Steve Filton - Chief Financial Officer, Executive Vice President, Secretary
Yeah, so it's a very comprehensive question, Michael, and I think in some respects, you answered some of the questions you asked. I will say, as you noted that while DPP reimbursement is scheduled to begin to be reduced in 2028, we still have. Several years, a couple of years ahead of us where, the reimbursement remains intact and as those who, follow our disclosures know, it's actually been increasing over the last couple of years as either new programs are being approved or existing programs are expanding or Medicaid utilization is expanding, and so, we intend to largely try and take advantage of that benefit while it's out there, while at the same time.

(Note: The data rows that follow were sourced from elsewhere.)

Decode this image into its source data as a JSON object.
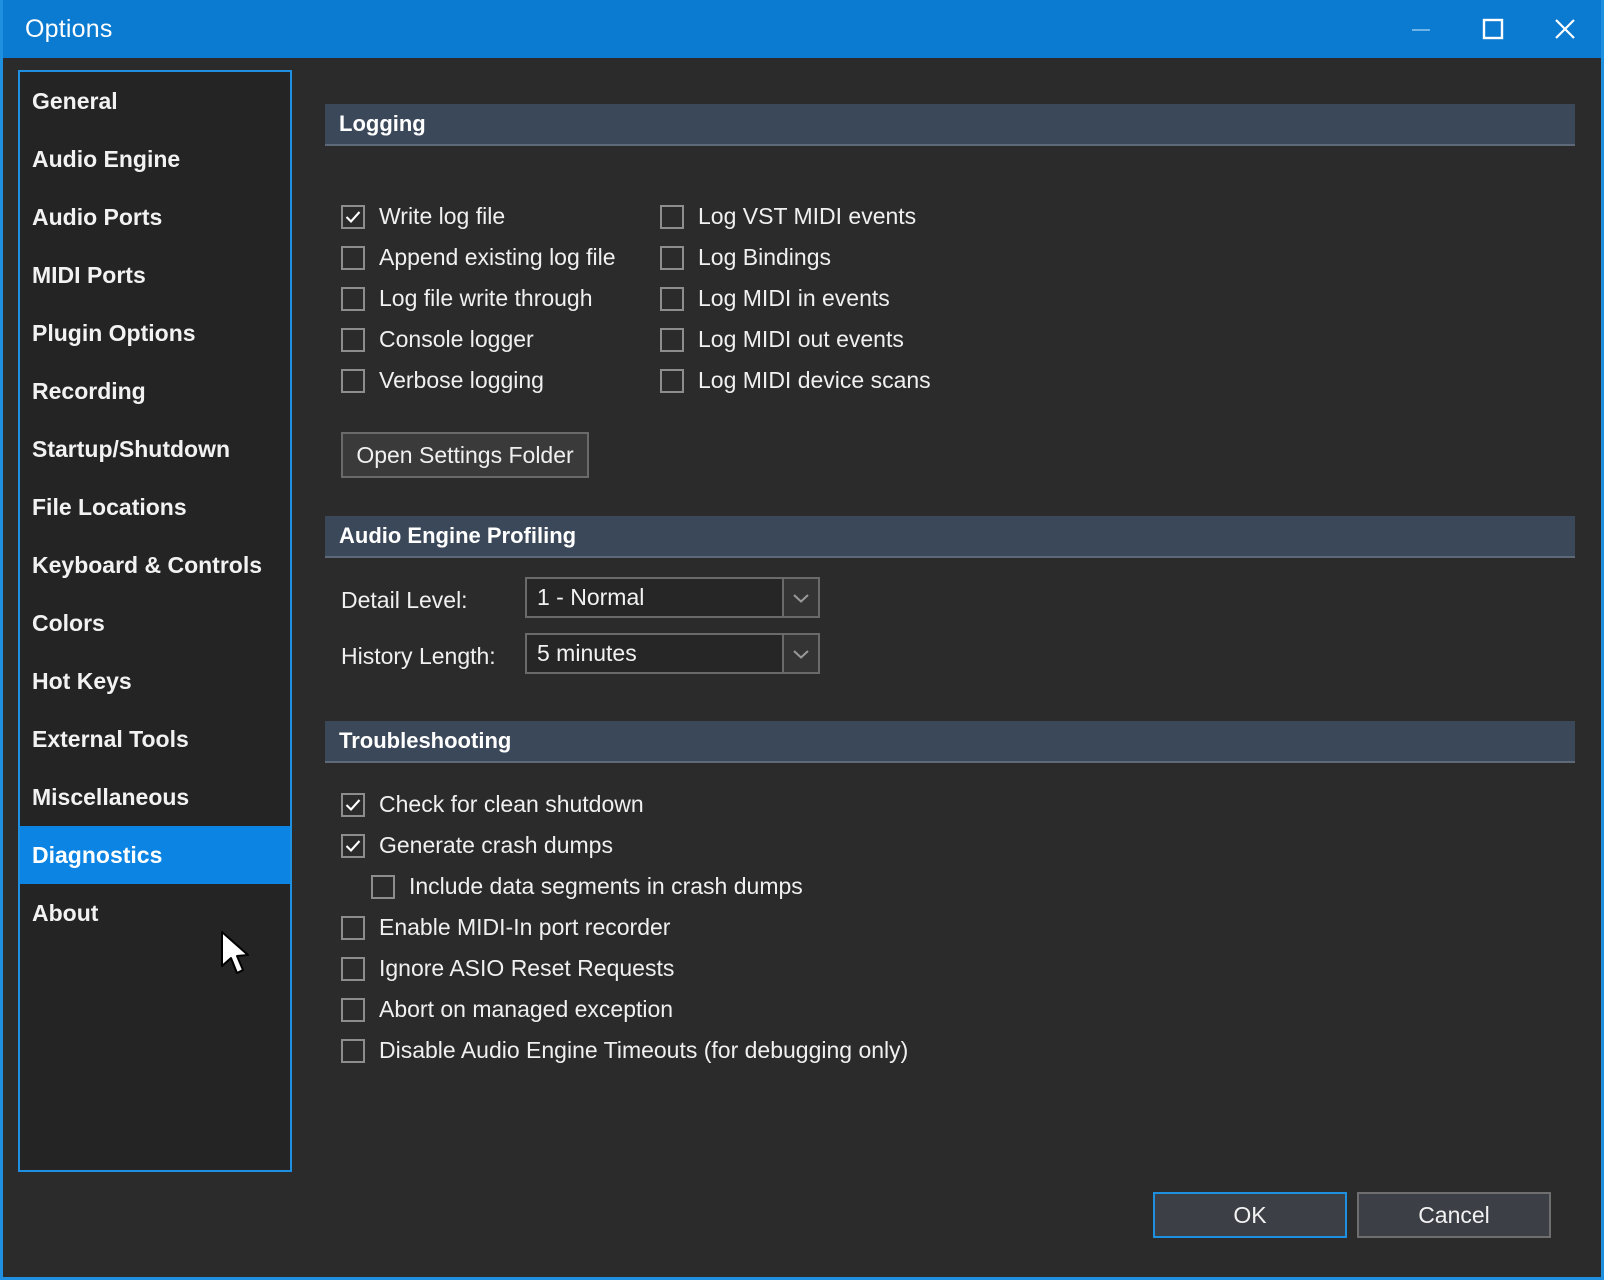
{
  "window": {
    "title": "Options",
    "accent_color": "#0b7ad1",
    "border_color": "#1f8fe0",
    "background_color": "#2b2b2b",
    "controls": {
      "minimize": "minimize",
      "maximize": "maximize",
      "close": "close"
    }
  },
  "sidebar": {
    "selected": "Diagnostics",
    "items": [
      {
        "label": "General"
      },
      {
        "label": "Audio Engine"
      },
      {
        "label": "Audio Ports"
      },
      {
        "label": "MIDI Ports"
      },
      {
        "label": "Plugin Options"
      },
      {
        "label": "Recording"
      },
      {
        "label": "Startup/Shutdown"
      },
      {
        "label": "File Locations"
      },
      {
        "label": "Keyboard & Controls"
      },
      {
        "label": "Colors"
      },
      {
        "label": "Hot Keys"
      },
      {
        "label": "External Tools"
      },
      {
        "label": "Miscellaneous"
      },
      {
        "label": "Diagnostics"
      },
      {
        "label": "About"
      }
    ]
  },
  "logging": {
    "title": "Logging",
    "left_column": [
      {
        "label": "Write log file",
        "checked": true
      },
      {
        "label": "Append existing log file",
        "checked": false
      },
      {
        "label": "Log file write through",
        "checked": false
      },
      {
        "label": "Console logger",
        "checked": false
      },
      {
        "label": "Verbose logging",
        "checked": false
      }
    ],
    "right_column": [
      {
        "label": "Log VST MIDI events",
        "checked": false
      },
      {
        "label": "Log Bindings",
        "checked": false
      },
      {
        "label": "Log MIDI in events",
        "checked": false
      },
      {
        "label": "Log MIDI out events",
        "checked": false
      },
      {
        "label": "Log MIDI device scans",
        "checked": false
      }
    ],
    "open_settings_folder_label": "Open Settings Folder"
  },
  "profiling": {
    "title": "Audio Engine Profiling",
    "detail_level": {
      "label": "Detail Level:",
      "value": "1 - Normal"
    },
    "history_length": {
      "label": "History Length:",
      "value": "5 minutes"
    }
  },
  "troubleshooting": {
    "title": "Troubleshooting",
    "items": [
      {
        "label": "Check for clean shutdown",
        "checked": true,
        "indent": false
      },
      {
        "label": "Generate crash dumps",
        "checked": true,
        "indent": false
      },
      {
        "label": "Include data segments in crash dumps",
        "checked": false,
        "indent": true
      },
      {
        "label": "Enable MIDI-In port recorder",
        "checked": false,
        "indent": false
      },
      {
        "label": "Ignore ASIO Reset Requests",
        "checked": false,
        "indent": false
      },
      {
        "label": "Abort on managed exception",
        "checked": false,
        "indent": false
      },
      {
        "label": "Disable Audio Engine Timeouts (for debugging only)",
        "checked": false,
        "indent": false
      }
    ]
  },
  "footer": {
    "ok_label": "OK",
    "cancel_label": "Cancel"
  }
}
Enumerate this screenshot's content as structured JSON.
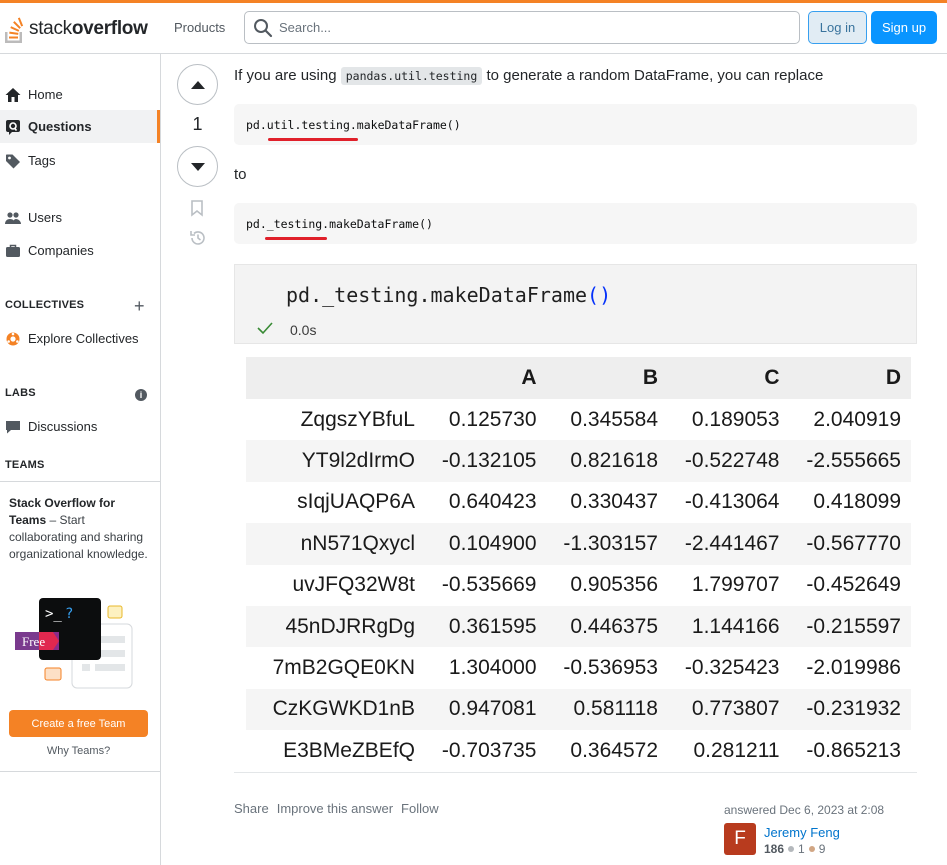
{
  "brand": {
    "logo_prefix": "stack",
    "logo_bold": "overflow",
    "accent": "#f48225",
    "link": "#0074cc",
    "primary_button": "#0a95ff"
  },
  "header": {
    "products_label": "Products",
    "search_placeholder": "Search...",
    "login_label": "Log in",
    "signup_label": "Sign up"
  },
  "sidebar": {
    "items": [
      {
        "label": "Home",
        "icon": "home-icon"
      },
      {
        "label": "Questions",
        "icon": "questions-icon"
      },
      {
        "label": "Tags",
        "icon": "tag-icon"
      },
      {
        "label": "Users",
        "icon": "users-icon"
      },
      {
        "label": "Companies",
        "icon": "briefcase-icon"
      }
    ],
    "collectives_title": "COLLECTIVES",
    "explore_collectives": "Explore Collectives",
    "labs_title": "LABS",
    "discussions": "Discussions",
    "teams_title": "TEAMS",
    "teams_heading": "Stack Overflow for Teams",
    "teams_sep": " – ",
    "teams_body": "Start collaborating and sharing organizational knowledge.",
    "free_badge": "Free",
    "create_team_button": "Create a free Team",
    "why_teams": "Why Teams?"
  },
  "vote": {
    "count": "1"
  },
  "answer": {
    "intro_before": "If you are using ",
    "intro_code": "pandas.util.testing",
    "intro_after": " to generate a random DataFrame, you can replace",
    "code1_prefix": "pd.",
    "code1_mid": "util.testing",
    "code1_suffix": ".makeDataFrame()",
    "to_text": "to",
    "code2_prefix": "pd.",
    "code2_mid": "_testing",
    "code2_suffix": ".makeDataFrame()",
    "notebook": {
      "code_main": "pd._testing.makeDataFrame",
      "code_paren": "()",
      "exec_time": "0.0s"
    },
    "dataframe": {
      "columns": [
        "",
        "A",
        "B",
        "C",
        "D"
      ],
      "rows": [
        [
          "ZqgszYBfuL",
          "0.125730",
          "0.345584",
          "0.189053",
          "2.040919"
        ],
        [
          "YT9l2dIrmO",
          "-0.132105",
          "0.821618",
          "-0.522748",
          "-2.555665"
        ],
        [
          "sIqjUAQP6A",
          "0.640423",
          "0.330437",
          "-0.413064",
          "0.418099"
        ],
        [
          "nN571Qxycl",
          "0.104900",
          "-1.303157",
          "-2.441467",
          "-0.567770"
        ],
        [
          "uvJFQ32W8t",
          "-0.535669",
          "0.905356",
          "1.799707",
          "-0.452649"
        ],
        [
          "45nDJRRgDg",
          "0.361595",
          "0.446375",
          "1.144166",
          "-0.215597"
        ],
        [
          "7mB2GQE0KN",
          "1.304000",
          "-0.536953",
          "-0.325423",
          "-2.019986"
        ],
        [
          "CzKGWKD1nB",
          "0.947081",
          "0.581118",
          "0.773807",
          "-0.231932"
        ],
        [
          "E3BMeZBEfQ",
          "-0.703735",
          "0.364572",
          "0.281211",
          "-0.865213"
        ]
      ]
    },
    "actions": [
      "Share",
      "Improve this answer",
      "Follow"
    ],
    "answered_label": "answered Dec 6, 2023 at 2:08",
    "user": {
      "avatar_letter": "F",
      "name": "Jeremy Feng",
      "reputation": "186",
      "silver": "1",
      "bronze": "9"
    }
  }
}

Thinking about and planning for, a scenario in which, that Medicaid business is not as profitable as it might be today, and as you suggested, one of the major ways we we'll do that is on the outpatient side. I mentioned earlier in response to a different question that outpatient margins tend to be better than inpatient margins, and one of the reasons for that. Is the outpatient payer mix tends to be much more weighted to commercial than it is to Medicaid, so, yeah, as we continue to grow, and focus on our outpatient initiatives, which both Mark and I have spent some time on describing, I think that will be a natural hedge to some degree, against, the DPP reduction risk that faces us in a few years.
Operator
Thank you, Ryan Langston, TD Cowen.
Ryan Langston - Analyst
Great, thanks for squeezing me in. Behavioral FTEs grew, I believe, 3.5% to 4% in 2025. You've talked in the past about particular job classes being more difficult to fill. I guess how should we think about that 3.5% to 4% growth in some of those more difficult categories of the growth rate and how that translates into the 2% to 3% outlook for behavioral health growth? Thanks.
Steve Filton - Chief Financial Officer, Executive Vice President, Secretary
Yeah, and we've made the point in the past, Ryan, that the behavioral staffing challenges are really different in every market and in some markets we're challenged with hiring sufficient nurses in other markets it could be therapists and in other markets. It could be, the non-licensed professionals, the people that we call mental health technicians. It really varies, and, frankly, in many markets, we, we're fully staffed and don't face those challenges.
So, I don't necessarily have a breakdown, in front of me at the moment in terms of. The headcount increase in 2025, exactly which, staffing categories that involved my guess is it's sort of across the board because it, we hired where we needed to in each individual market, but I think the important thing from our perspective is we made a conscious decision in 2025.
To really ramp up the hiring in those markets where staffing vacancies were an obstacle, to further volume growth and, now having hired and filled not all but many of those positions, I think it gives us, greater confidence in meeting that 2% to 3% patient day volume growth target in 2026.
Operator
Thank you, and I would like to turn the call back over to Darren for closing remarks. Please go ahead.
Darren Lehrich - Vice President, Investor Relations
Thanks, Lisa.
Thank you everyone for participating in today's call and for your interest in UHS.
Have a great rest of your day.
Operator
This does conclude today's conference call. Thank you so much for joining. You may now disconnect.